Переводы твои получаем аккуратно, спасибо, сынок. Люда в этом году заканчивает институт, сразу станет полегче. Мама спрашивает, как у тебя с одеждой и обувью, напиши, что прислать, ведь магазинов у вас в тайге, как мы думаем, и кот не наплакал, Напиши, не прислать ли чаю.
Все мы обнимаем тебя крепко и верим в тебя, твой отец В. Новожилов».

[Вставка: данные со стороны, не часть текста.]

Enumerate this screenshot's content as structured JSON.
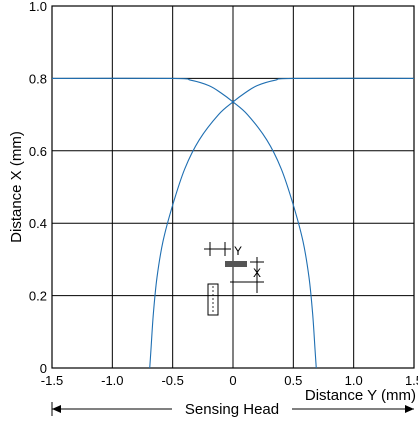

Лешка легонько дотронулся до подписи. Ему хотелось погладить ее. Батя!.. Вот даже и о чае заботится« Он вспомнил любимую отцовскую кружку, пожелтевшую, с зазубринками, с тоненькой трещинкой, которая шла от верхнего полукружия ручки вниз и в обхват кружки по грубовато намалеванной кремлевской башне... Чуть не на всех кружках и чашках в их доме были трещинки. Иногда отец — удивительно как: с одной же рукой! — заклеивал их всяческими БФ. А были они все разные — эти кружки и чашки. Мама, когда покупала в сельпо, брала не больше чем по две. У них никогда не было сервиза. «Сервиз» — это слово Лешка впервые услышал в доме главного совхозного агротехника Поливина. Потом Марина, жена Василия, привезла им в подарок очень дорогой и очень красивый чайный сервиз английской выделки на двенадцать персон. Мама заахала, а Марина сказала: «Что ж, Вася все-таки известный летчик-испытатель, мы ведь без денег не живем». Лешке это не понравилось, но его заворожили слова «на двенадцать персон». «Персон»,— повторял он и кривлялся перед зеркалом, изображая «персону».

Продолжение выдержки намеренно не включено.